Dunque, quale Parola annuncia davvero il Vangelo? Quale parola riesce davvero a comunicare la bellezza della buona notizia, il cui centro è «il Dio che ha manifestato il suo immenso amore in Cristo morto e risorto» (EG 11)?
Il Dio che Gesù ci ha rivelato è – come ha scritto splendidamente Bonhoeffer – Colui che
«dove gli uomini dicono “perduto”, lì egli dice “salvato”; dove gli uomini dicono “no”, lì egli dice “sì”… Dove nella nostra vita siamo finiti in una situazione in cui possiamo solo vergognarci davanti a noi stessi e davanti a Dio, dove pensiamo che anche Dio dovrebbe adesso vergognarsi di noi, dove ci sentiamo lontani da Dio come mai nella vita, proprio lì Dio ci è vicino come mai lo era stato prima. Lì egli vuole irrompere nella nostra vita, lì ci fa sentire il suo approssimarsi, affinché comprendiamo il miracolo del suo amore, della sua vicinanza e della sua grazia»[1].
Questo è il Dio che viene annunciato e predicato nelle nostre Chiese e il cui Volto benedetto e benedicente emerge dalle nostre prassi pastorali? Non bisogna forse ammettere che
«forse è giunto il tempo di abbandonare molte di quelle parole pie che abbiamo continuamente sulle nostre bocche e sui nostri stendardi. Queste parole, a causa di un uso continuo, spesso troppo superficiale, sono consumate, usurate, hanno perso il loro significato e il loro peso, si sono svuotate, diventando leggere e facili.

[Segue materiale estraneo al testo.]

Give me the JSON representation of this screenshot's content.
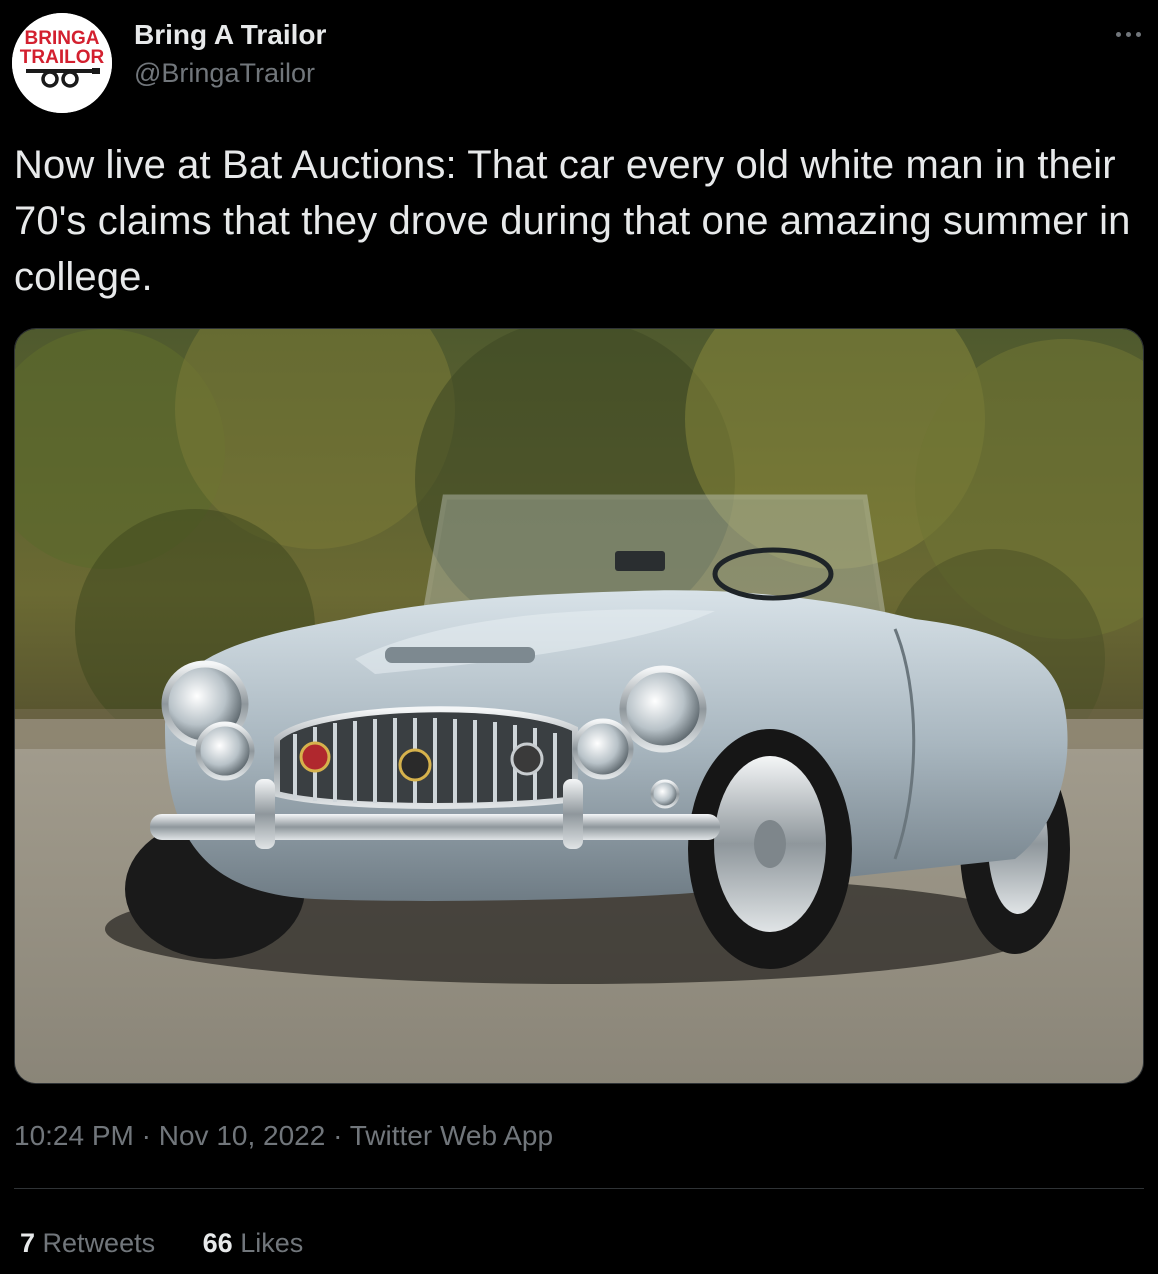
{
  "author": {
    "display_name": "Bring A Trailor",
    "handle": "@BringaTrailor",
    "avatar_logo": {
      "line1": "BRINGA",
      "line2": "TRAILOR",
      "color": "#d3202f"
    }
  },
  "tweet": {
    "text": "Now live at Bat Auctions: That car every old white man in their 70's claims that they drove during that one amazing summer in college.",
    "media": {
      "type": "photo",
      "subject": "silver convertible roadster"
    }
  },
  "meta": {
    "time": "10:24 PM",
    "separator": "·",
    "date": "Nov 10, 2022",
    "source": "Twitter Web App"
  },
  "stats": {
    "retweets_count": "7",
    "retweets_label": "Retweets",
    "likes_count": "66",
    "likes_label": "Likes"
  },
  "icons": {
    "more": "more-horizontal-icon"
  },
  "colors": {
    "background": "#000000",
    "text_primary": "#e7e9ea",
    "text_secondary": "#71767b",
    "border": "#2f3336"
  }
}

Altre, invece, sono sovraccariche, rigide e arrugginite; sono diventate troppo pesanti per riuscire a esprimere il messaggio del Vangelo, la buona novella»[2].
Conclusione
Si tratta di questioni, sfide e domande aperte, che certamente non intendono oscurare quanto di buono e di bello, sulla scorta di Evangelii gaudium, in questi anni è nato anche in Italia.
Esse vogliono però incalzarci, secondo le stesse parole che papa Francesco ha rivolto ai suoi confratelli gesuiti il 24 ottobre del 2016:
«Credo che l’Evangelii gaudium vada approfondita, che ci si debba lavorare nei gruppi di laici, di sacerdoti, nei seminari, perché è l’aria evangelizzatrice che oggi la Chiesa vuole avere. Su questo bisogna andare avanti… Vi raccomando l’Evangelii gaudium, che è una cornice… L’Evangelii gaudium è la cornice apostolica della Chiesa di oggi».
Per la Chiesa italiana, allora, è ancora tempo di riflettere, di approfondire e, seguendo l’impulso dello Spirito, di cambiare.
[1] D. Bonhoeffer, Riconoscere Dio al centro della vita, Queriniana, Brescia 2004, 12s.
[2] T. Halík, Pazienza con Dio, Vita e Pensiero, Milano 2020, 23.
- Pubblicato su Vita pastorale, n. 6/2024.